The attack was Norway's deadliest since far-right extremist Anders Behring Breivik murdered 77 people on the island of Utoya in July 2011.

Kongsberg Mayor Kari Anne Sand said it was a shocking attack that had taken place in an area where many people lived, and that a crisis team would help anyone affected.

Describing the town as "a completely ordinary community with completely ordinary people", Ms Sand said everyone had been deeply shaken by "this very tragic situation."


The suspect was taken to a police station in the town of Drammen, where his defence lawyer, Fredrik Neumann, said he was questioned for more than three hours and was co-operating with authorities.

The suspect had a Danish mother and Norwegian father, he explained.

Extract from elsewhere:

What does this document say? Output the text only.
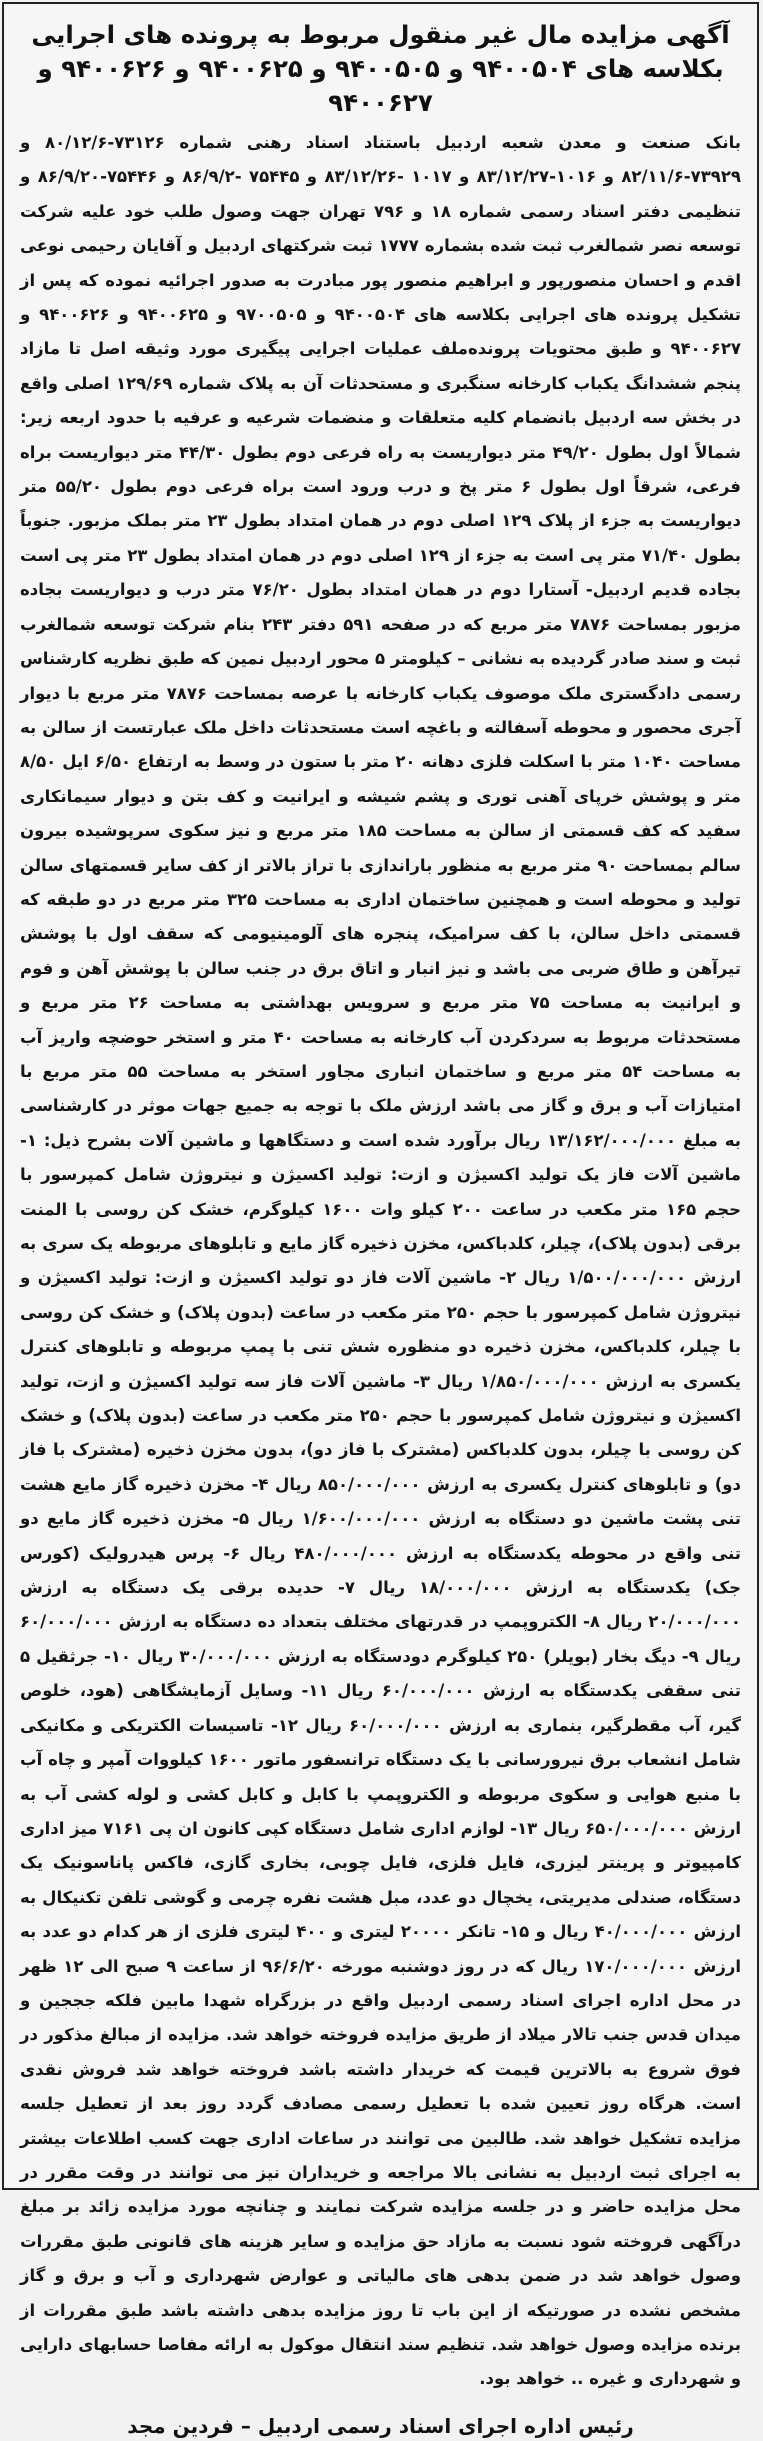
آگهی مزایده مال غیر منقول مربوط به پرونده های اجرایی بکلاسه های ۹۴۰۰۵۰۴ و ۹۴۰۰۵۰۵ و ۹۴۰۰۶۲۵ و ۹۴۰۰۶۲۶ و ۹۴۰۰۶۲۷

بانک صنعت و معدن شعبه اردبیل باستناد اسناد رهنی شماره ۷۳۱۲۶-۸۰/۱۲/۶ و ۷۳۹۲۹-۸۲/۱۱/۶ و ۱۰۱۶-۸۳/۱۲/۲۷ و ۱۰۱۷ -۸۳/۱۲/۲۶ و ۷۵۴۴۵ -۸۶/۹/۲ و ۷۵۴۴۶-۸۶/۹/۲۰ و تنظیمی دفتر اسناد رسمی شماره ۱۸ و ۷۹۶ تهران جهت وصول طلب خود علیه شرکت توسعه نصر شمالغرب ثبت شده بشماره ۱۷۷۷ ثبت شرکتهای اردبیل و آقایان رحیمی نوعی اقدم و احسان منصورپور و ابراهیم منصور پور مبادرت به صدور اجرائیه نموده که پس از تشکیل پرونده های اجرایی بکلاسه های ۹۴۰۰۵۰۴ و ۹۷۰۰۵۰۵ و ۹۴۰۰۶۲۵ و ۹۴۰۰۶۲۶ و ۹۴۰۰۶۲۷ و طبق محتویات پرونده‌ملف عملیات اجرایی پیگیری مورد وثیقه اصل تا مازاد پنجم ششدانگ یکباب کارخانه سنگبری و مستحدثات آن به پلاک شماره ۱۲۹/۶۹ اصلی واقع در بخش سه اردبیل بانضمام کلیه متعلقات و منضمات شرعیه و عرفیه با حدود اربعه زیر: شمالاً اول بطول ۴۹/۲۰ متر دیواریست به راه فرعی دوم بطول ۴۴/۳۰ متر دیواریست براه فرعی، شرقاً اول بطول ۶ متر پخ و درب ورود است براه فرعی دوم بطول ۵۵/۲۰ متر دیواریست به جزء از پلاک ۱۲۹ اصلی دوم در همان امتداد بطول ۲۳ متر بملک مزبور. جنوباً بطول ۷۱/۴۰ متر پی است به جزء از ۱۲۹ اصلی دوم در همان امتداد بطول ۲۳ متر پی است بجاده قدیم اردبیل- آستارا دوم در همان امتداد بطول ۷۶/۲۰ متر درب و دیواریست بجاده مزبور بمساحت ۷۸۷۶ متر مربع که در صفحه ۵۹۱ دفتر ۲۴۳ بنام شرکت توسعه شمالغرب ثبت و سند صادر گردیده به نشانی – کیلومتر ۵ محور اردبیل نمین که طبق نظریه کارشناس رسمی دادگستری ملک موصوف یکباب کارخانه با عرصه بمساحت ۷۸۷۶ متر مربع با دیوار آجری محصور و محوطه آسفالته و باغچه است مستحدثات داخل ملک عبارتست از سالن به مساحت ۱۰۴۰ متر با اسکلت فلزی دهانه ۲۰ متر با ستون در وسط به ارتفاع ۶/۵۰ ایل ۸/۵۰ متر و پوشش خرپای آهنی توری و پشم شیشه و ایرانیت و کف بتن و دیوار سیمانکاری سفید که کف قسمتی از سالن به مساحت ۱۸۵ متر مربع و نیز سکوی سرپوشیده بیرون سالم بمساحت ۹۰ متر مربع به منظور باراندازی با تراز بالاتر از کف سایر قسمتهای سالن تولید و محوطه است و همچنین ساختمان اداری به مساحت ۳۲۵ متر مربع در دو طبقه که قسمتی داخل سالن، با کف سرامیک، پنجره های آلومینیومی که سقف اول با پوشش تیرآهن و طاق ضربی می باشد و نیز انبار و اتاق برق در جنب سالن با پوشش آهن و فوم و ایرانیت به مساحت ۷۵ متر مربع و سرویس بهداشتی به مساحت ۲۶ متر مربع و مستحدثات مربوط به سردکردن آب کارخانه به مساحت ۴۰ متر و استخر حوضچه واریز آب به مساحت ۵۴ متر مربع و ساختمان انباری مجاور استخر به مساحت ۵۵ متر مربع با امتیازات آب و برق و گاز می باشد ارزش ملک با توجه به جمیع جهات موثر در کارشناسی به مبلغ ۱۳/۱۶۲/۰۰۰/۰۰۰ ریال برآورد شده است و دستگاهها و ماشین آلات بشرح ذیل: ۱- ماشین آلات فاز یک تولید اکسیژن و ازت: تولید اکسیژن و نیتروژن شامل کمپرسور با حجم ۱۶۵ متر مکعب در ساعت ۲۰۰ کیلو وات ۱۶۰۰ کیلوگرم، خشک کن روسی با المنت برقی (بدون پلاک)، چیلر، کلدباکس، مخزن ذخیره گاز مایع و تابلوهای مربوطه یک سری به ارزش ۱/۵۰۰/۰۰۰/۰۰۰ ریال ۲- ماشین آلات فاز دو تولید اکسیژن و ازت: تولید اکسیژن و نیتروژن شامل کمپرسور با حجم ۲۵۰ متر مکعب در ساعت (بدون پلاک) و خشک کن روسی با چیلر، کلدباکس، مخزن ذخیره دو منظوره شش تنی با پمپ مربوطه و تابلوهای کنترل یکسری به ارزش ۱/۸۵۰/۰۰۰/۰۰۰ ریال ۳- ماشین آلات فاز سه تولید اکسیژن و ازت، تولید اکسیژن و نیتروژن شامل کمپرسور با حجم ۲۵۰ متر مکعب در ساعت (بدون پلاک) و خشک کن روسی با چیلر، بدون کلدباکس (مشترک با فاز دو)، بدون مخزن ذخیره (مشترک با فاز دو) و تابلوهای کنترل یکسری به ارزش ۸۵۰/۰۰۰/۰۰۰ ریال ۴- مخزن ذخیره گاز مایع هشت تنی پشت ماشین دو دستگاه به ارزش ۱/۶۰۰/۰۰۰/۰۰۰ ریال ۵- مخزن ذخیره گاز مایع دو تنی واقع در محوطه یکدستگاه به ارزش ۴۸۰/۰۰۰/۰۰۰ ریال ۶- پرس هیدرولیک (کورس جک) یکدستگاه به ارزش ۱۸/۰۰۰/۰۰۰ ریال ۷- حدیده برقی یک دستگاه به ارزش ۲۰/۰۰۰/۰۰۰ ریال ۸- الکتروپمپ در قدرتهای مختلف بتعداد ده دستگاه به ارزش ۶۰/۰۰۰/۰۰۰ ریال ۹- دیگ بخار (بویلر) ۲۵۰ کیلوگرم دودستگاه به ارزش ۳۰/۰۰۰/۰۰۰ ریال ۱۰- جرثقیل ۵ تنی سقفی یکدستگاه به ارزش ۶۰/۰۰۰/۰۰۰ ریال ۱۱- وسایل آزمایشگاهی (هود، خلوص گیر، آب مقطرگیر، بنماری به ارزش ۶۰/۰۰۰/۰۰۰ ریال ۱۲- تاسیسات الکتریکی و مکانیکی شامل انشعاب برق نیرورسانی با یک دستگاه ترانسفور ماتور ۱۶۰۰ کیلووات آمپر و چاه آب با منبع هوایی و سکوی مربوطه و الکتروپمپ با کابل و کابل کشی و لوله کشی آب به ارزش ۶۵۰/۰۰۰/۰۰۰ ریال ۱۳- لوازم اداری شامل دستگاه کپی کانون ان پی ۷۱۶۱ میز اداری کامپیوتر و پرینتر لیزری، فایل فلزی، فایل چوبی، بخاری گازی، فاکس پاناسونیک یک دستگاه، صندلی مدیریتی، یخچال دو عدد، مبل هشت نفره چرمی و گوشی تلفن تکنیکال به ارزش ۴۰/۰۰۰/۰۰۰ ریال و ۱۵- تانکر ۲۰۰۰۰ لیتری و ۴۰۰ لیتری فلزی از هر کدام دو عدد به ارزش ۱۷۰/۰۰۰/۰۰۰ ریال که در روز دوشنبه مورخه ۹۶/۶/۲۰ از ساعت ۹ صبح الی ۱۲ ظهر در محل اداره اجرای اسناد رسمی اردبیل واقع در بزرگراه شهدا مابین فلکه جججین و میدان قدس جنب تالار میلاد از طریق مزایده فروخته خواهد شد. مزایده از مبالغ مذکور در فوق شروع به بالاترین قیمت که خریدار داشته باشد فروخته خواهد شد فروش نقدی است. هرگاه روز تعیین شده با تعطیل رسمی مصادف گردد روز بعد از تعطیل جلسه مزایده تشکیل خواهد شد. طالبین می توانند در ساعات اداری جهت کسب اطلاعات بیشتر به اجرای ثبت اردبیل به نشانی بالا مراجعه و خریداران نیز می توانند در وقت مقرر در محل مزایده حاضر و در جلسه مزایده شرکت نمایند و چنانچه مورد مزایده زائد بر مبلغ درآگهی فروخته شود نسبت به مازاد حق مزایده و سایر هزینه های قانونی طبق مقررات وصول خواهد شد در ضمن بدهی های مالیاتی و عوارض شهرداری و آب و برق و گاز مشخص نشده در صورتیکه از این باب تا روز مزایده بدهی داشته باشد طبق مقررات از برنده مزایده وصول خواهد شد. تنظیم سند انتقال موکول به ارائه مفاصا حسابهای دارایی و شهرداری و غیره .. خواهد بود.

رئیس اداره اجرای اسناد رسمی اردبیل – فردین مجد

Police prosecutor Ann Irén Svane Mathiassen told TV2 that the man had lived in Kongsberg for several years.

The attack came on the final day of Erna Solberg's conservative government, and a new justice minister takes over the case on Thursday under a centre-left coalition led by Labour leader Jonas Gahr Store.

Mr Store said it was a "gruesome and brutal act", hours before announcing his new cabinet.

Norwegian police are not usually armed and after the attack the police directorate ordered all officers nationwide to carry firearms as an extra precaution.

"The police have no indication so far that there is a change in the national threat level," the directorate said in a statement (in Norwegian).